Ahead of COP26, the 26th United Nations Climate Change conference which is set to be held Glasgow in November, Ruppel said the conference could hold countries accountable that contribute the most to greenhouse gas emission.

“COP26 this year is going to, hopefully, be a special one in order for us to reach this 1.5 centigrade gap for us to stay alive,” he said.

Ruppel served as a coordinating leader on the the Fifth Assessment Report of the United Nations Intergovernmental Panel on Climate Change (IPCC) in 2014.

“Recently, the sixth assessment report came and the findings were clearer than ever. It indicates that climate change is already taking its toll. We knew that, but it's becoming clearer and clearer in terms of the scientific data that we have.
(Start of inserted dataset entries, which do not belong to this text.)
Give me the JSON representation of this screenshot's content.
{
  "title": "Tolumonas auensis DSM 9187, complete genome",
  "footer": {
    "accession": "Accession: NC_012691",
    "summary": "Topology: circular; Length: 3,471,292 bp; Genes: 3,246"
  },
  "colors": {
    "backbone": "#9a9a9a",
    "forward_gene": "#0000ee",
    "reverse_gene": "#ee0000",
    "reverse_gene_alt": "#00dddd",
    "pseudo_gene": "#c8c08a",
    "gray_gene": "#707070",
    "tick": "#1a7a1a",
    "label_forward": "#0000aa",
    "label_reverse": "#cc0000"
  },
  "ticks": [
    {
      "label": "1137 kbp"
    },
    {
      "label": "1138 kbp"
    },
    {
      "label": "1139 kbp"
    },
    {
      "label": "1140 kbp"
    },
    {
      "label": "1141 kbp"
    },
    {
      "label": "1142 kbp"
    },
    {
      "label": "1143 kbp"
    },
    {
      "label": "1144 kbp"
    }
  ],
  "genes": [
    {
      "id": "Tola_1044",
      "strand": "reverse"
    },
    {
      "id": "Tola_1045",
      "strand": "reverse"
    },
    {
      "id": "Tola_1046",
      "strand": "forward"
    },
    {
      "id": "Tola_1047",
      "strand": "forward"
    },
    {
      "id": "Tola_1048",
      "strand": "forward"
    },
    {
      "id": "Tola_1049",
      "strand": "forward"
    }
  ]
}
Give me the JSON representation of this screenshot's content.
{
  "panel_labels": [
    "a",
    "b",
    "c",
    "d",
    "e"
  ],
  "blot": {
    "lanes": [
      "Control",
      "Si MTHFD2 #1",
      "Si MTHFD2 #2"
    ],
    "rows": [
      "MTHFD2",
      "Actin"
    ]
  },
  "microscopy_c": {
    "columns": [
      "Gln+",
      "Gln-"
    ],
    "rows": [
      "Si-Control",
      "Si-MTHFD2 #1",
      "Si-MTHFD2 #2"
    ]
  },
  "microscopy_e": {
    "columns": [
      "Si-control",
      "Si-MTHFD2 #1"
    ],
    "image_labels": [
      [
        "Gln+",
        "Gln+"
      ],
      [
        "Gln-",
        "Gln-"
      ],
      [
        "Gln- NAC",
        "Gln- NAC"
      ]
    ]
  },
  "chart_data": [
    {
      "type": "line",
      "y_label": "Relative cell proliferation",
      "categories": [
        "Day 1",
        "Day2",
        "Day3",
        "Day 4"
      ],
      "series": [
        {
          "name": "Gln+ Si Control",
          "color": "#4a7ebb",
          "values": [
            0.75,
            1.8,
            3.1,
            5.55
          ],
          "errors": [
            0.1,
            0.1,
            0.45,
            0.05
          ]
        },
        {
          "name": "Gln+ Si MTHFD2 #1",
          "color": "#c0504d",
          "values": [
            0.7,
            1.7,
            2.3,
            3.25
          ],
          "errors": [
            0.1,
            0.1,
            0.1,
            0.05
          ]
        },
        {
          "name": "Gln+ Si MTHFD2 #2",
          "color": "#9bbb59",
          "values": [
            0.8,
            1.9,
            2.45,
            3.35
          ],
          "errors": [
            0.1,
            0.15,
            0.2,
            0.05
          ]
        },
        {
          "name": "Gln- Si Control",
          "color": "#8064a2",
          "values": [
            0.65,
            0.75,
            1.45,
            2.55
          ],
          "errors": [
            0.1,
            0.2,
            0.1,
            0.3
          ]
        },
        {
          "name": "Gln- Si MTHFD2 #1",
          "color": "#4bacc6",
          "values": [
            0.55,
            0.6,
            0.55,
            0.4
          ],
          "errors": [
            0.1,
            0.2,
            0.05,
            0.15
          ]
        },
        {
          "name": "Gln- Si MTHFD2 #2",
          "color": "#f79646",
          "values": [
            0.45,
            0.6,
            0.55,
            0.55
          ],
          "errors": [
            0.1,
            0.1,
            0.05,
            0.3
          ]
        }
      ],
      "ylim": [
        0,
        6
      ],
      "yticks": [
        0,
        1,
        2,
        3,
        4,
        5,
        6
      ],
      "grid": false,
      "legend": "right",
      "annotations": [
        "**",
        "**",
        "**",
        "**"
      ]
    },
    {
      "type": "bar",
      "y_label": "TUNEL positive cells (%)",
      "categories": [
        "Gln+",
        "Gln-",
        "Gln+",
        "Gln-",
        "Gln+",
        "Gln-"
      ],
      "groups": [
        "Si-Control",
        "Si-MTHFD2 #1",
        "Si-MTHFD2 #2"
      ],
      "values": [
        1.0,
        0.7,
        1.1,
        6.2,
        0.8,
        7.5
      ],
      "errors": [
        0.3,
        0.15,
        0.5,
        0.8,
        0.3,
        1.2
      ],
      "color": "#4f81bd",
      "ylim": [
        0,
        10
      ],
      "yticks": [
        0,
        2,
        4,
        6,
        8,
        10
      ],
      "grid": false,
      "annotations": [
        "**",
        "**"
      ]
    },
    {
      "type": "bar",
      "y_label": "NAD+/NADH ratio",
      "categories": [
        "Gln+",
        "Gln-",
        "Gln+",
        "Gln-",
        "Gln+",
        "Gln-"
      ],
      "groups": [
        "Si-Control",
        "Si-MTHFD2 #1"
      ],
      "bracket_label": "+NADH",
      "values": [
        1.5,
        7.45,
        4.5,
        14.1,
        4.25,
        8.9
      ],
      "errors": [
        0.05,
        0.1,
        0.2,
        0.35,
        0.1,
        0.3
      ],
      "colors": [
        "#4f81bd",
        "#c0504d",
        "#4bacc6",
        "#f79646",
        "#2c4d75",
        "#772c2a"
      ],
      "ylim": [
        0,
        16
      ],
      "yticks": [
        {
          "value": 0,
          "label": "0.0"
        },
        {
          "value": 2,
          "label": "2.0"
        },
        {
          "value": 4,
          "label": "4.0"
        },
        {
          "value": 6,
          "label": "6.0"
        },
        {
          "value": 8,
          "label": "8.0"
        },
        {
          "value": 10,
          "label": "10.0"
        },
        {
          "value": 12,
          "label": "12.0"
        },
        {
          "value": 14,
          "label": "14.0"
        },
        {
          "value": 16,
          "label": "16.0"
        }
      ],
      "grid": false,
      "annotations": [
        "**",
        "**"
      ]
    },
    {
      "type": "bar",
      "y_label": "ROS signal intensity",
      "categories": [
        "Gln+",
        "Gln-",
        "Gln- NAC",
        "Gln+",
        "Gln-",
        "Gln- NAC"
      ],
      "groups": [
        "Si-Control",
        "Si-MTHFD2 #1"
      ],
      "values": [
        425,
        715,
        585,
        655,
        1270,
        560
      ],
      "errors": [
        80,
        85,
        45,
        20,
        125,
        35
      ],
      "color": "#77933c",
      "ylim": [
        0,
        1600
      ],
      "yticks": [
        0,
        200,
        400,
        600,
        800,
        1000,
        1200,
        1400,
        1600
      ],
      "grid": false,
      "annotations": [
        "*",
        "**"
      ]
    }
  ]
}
The effects of climate change are becoming irreversible,” he said.

COP26 is set to put countries under obligation to reduce greenhouse gases in the atmosphere by means of their signature and ratification of the Paris agreement, which is an international treaty on climate change, adopted in 2015.

Ruppel says that while important issues like climate change and environmental protection are handled at a global level, local efforts play an integral role as well.

“At the local level is actually where the music plays, and that means citizens need to be educated and informed about the value of nature; about the need to protect it; about the opportunities that come with it when it flourishes and about the detrimental impacts if it doesn't,” he said.